Erica: Times are changing and nowadays being talented and black can be a benefit to you and the people you work with. It all depends on how you look at it. Sure, I think that a lot of companies should be more open minded to hiring people of color, but from my point of view that is out of my control. What I can control is how I handle myself in business and over time, I feel the general perceptions of black people in the industry will shift more and more.
Krista: We’ve talked a lot about your journey to this point and how it took time and effort over many years. My assumption is that a lot of people see a glamorized version of the fashion industry. That things just magically happen. What do you wish people knew about the fashion industry? What do you think is the most common misconception?
Erica: The fashion industry is not only really hard but extremely fickle. What keeps you afloat is your talent and not just your popularity. Especially now that social media is such an important tool in fashion, popularity can be misconceived for success. That’s actually what’s so great about social media, however for people trying to enter the industry, it’s easy to feel that followers and likes equal profit. That couldn’t be further from the truth.
Krista: Good to know. Especially to those aspiring for lasting careers in the industry. That said, what's been the best advice you've received?

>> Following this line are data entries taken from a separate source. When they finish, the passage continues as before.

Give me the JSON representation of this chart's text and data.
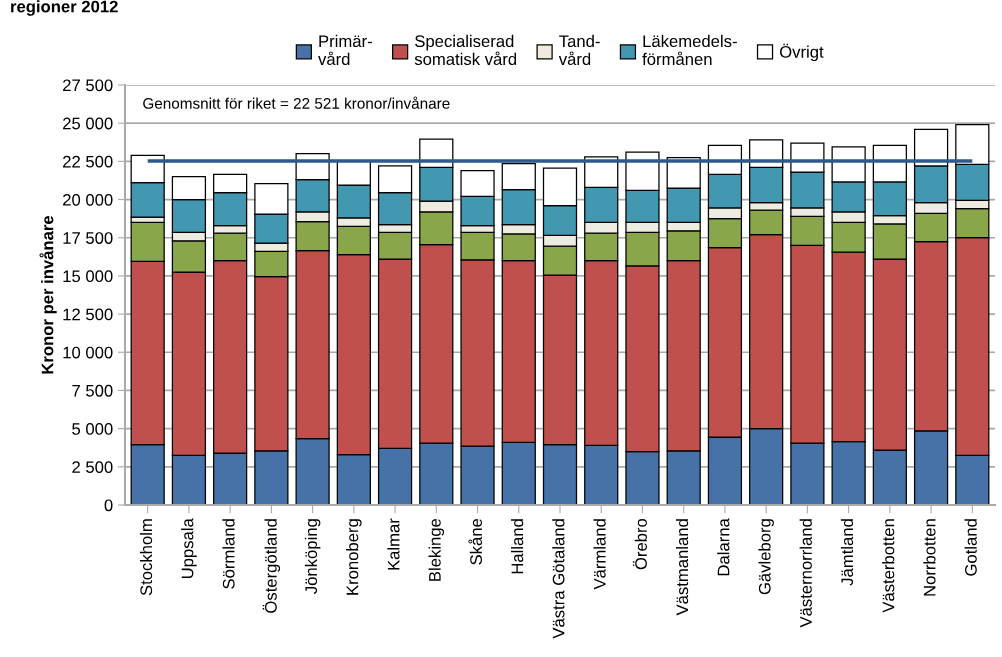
{
  "chart_data": {
    "type": "bar",
    "stacked": true,
    "title": "regioner 2012",
    "ylabel": "Kronor per invånare",
    "categories": [
      "Stockholm",
      "Uppsala",
      "Sörmland",
      "Östergötland",
      "Jönköping",
      "Kronoberg",
      "Kalmar",
      "Blekinge",
      "Skåne",
      "Halland",
      "Västra Götaland",
      "Värmland",
      "Örebro",
      "Västmanland",
      "Dalarna",
      "Gävleborg",
      "Västernorrland",
      "Jämtland",
      "Västerbotten",
      "Norrbotten",
      "Gotland"
    ],
    "series": [
      {
        "name": "Primär-\nvård",
        "color": "#4672a8",
        "values": [
          3950,
          3250,
          3400,
          3550,
          4350,
          3300,
          3700,
          4050,
          3850,
          4100,
          3950,
          3900,
          3500,
          3550,
          4450,
          5000,
          4050,
          4150,
          3600,
          4850,
          3250
        ]
      },
      {
        "name": "Specialiserad\nsomatisk vård",
        "color": "#c0504d",
        "values": [
          12000,
          12000,
          12600,
          11400,
          12300,
          13100,
          12400,
          13000,
          12200,
          11900,
          11100,
          12100,
          12150,
          12450,
          12400,
          12700,
          12950,
          12400,
          12500,
          12400,
          14250
        ]
      },
      {
        "color": "#8aa64b",
        "values": [
          2550,
          2050,
          1800,
          1650,
          1900,
          1850,
          1750,
          2150,
          1800,
          1750,
          1900,
          1800,
          2200,
          1950,
          1900,
          1600,
          1900,
          1950,
          2300,
          1850,
          1900
        ]
      },
      {
        "name": "Tand-\nvård",
        "color": "#eeece1",
        "values": [
          350,
          550,
          500,
          550,
          650,
          550,
          500,
          700,
          450,
          600,
          700,
          700,
          650,
          550,
          700,
          500,
          550,
          700,
          550,
          700,
          550
        ]
      },
      {
        "name": "Läkemedels-\nförmånen",
        "color": "#4198b0",
        "values": [
          2250,
          2150,
          2150,
          1900,
          2100,
          2150,
          2100,
          2200,
          1900,
          2300,
          1950,
          2300,
          2100,
          2250,
          2200,
          2300,
          2350,
          1950,
          2200,
          2400,
          2350
        ]
      },
      {
        "name": "Övrigt",
        "color": "#ffffff",
        "values": [
          1800,
          1500,
          1200,
          2000,
          1700,
          1550,
          1750,
          1850,
          1700,
          1700,
          2450,
          2000,
          2500,
          2000,
          1900,
          1800,
          1900,
          2300,
          2400,
          2400,
          2600
        ]
      }
    ],
    "ylim": [
      0,
      27500
    ],
    "yticks": [
      0,
      {
        "value": 2500,
        "label": "2 500"
      },
      {
        "value": 5000,
        "label": "5 000"
      },
      {
        "value": 7500,
        "label": "7 500"
      },
      {
        "value": 10000,
        "label": "10 000"
      },
      {
        "value": 12500,
        "label": "12 500"
      },
      {
        "value": 15000,
        "label": "15 000"
      },
      {
        "value": 17500,
        "label": "17 500"
      },
      {
        "value": 20000,
        "label": "20 000"
      },
      {
        "value": 22500,
        "label": "22 500"
      },
      {
        "value": 25000,
        "label": "25 000"
      },
      {
        "value": 27500,
        "label": "27 500"
      }
    ],
    "ref_lines": [
      {
        "axis": "y",
        "value": 22521,
        "color": "#2e5a8c"
      }
    ],
    "annotations": [
      "Genomsnitt för riket = 22 521 kronor/invånare"
    ],
    "grid": "y",
    "legend": "top"
  }
}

Erica: Have a clear vision and follow through in the most thorough way possible. Your brand is your ‘world’ where everything in it should be considered.
Krista: Wise words indeed. A lot of that follow through involves getting feedback. How do you engage in that process?
Erica: I listen a lot. I love constructive criticism. It helps me see things from a different perspective. It’s an opportunity to consider change.
Krista: That makes a lot of sense. Last question.Thinking about your long term vision, where do you see yourself in five years?
Erica: Doing exactly what I am doing now, but with a larger development and travel budget and a larger office with an amazing view.
Krista: Sounds good to me. Thanks so much for having me, Erica! I know our readers look forward to seeing how your line continues to evolve.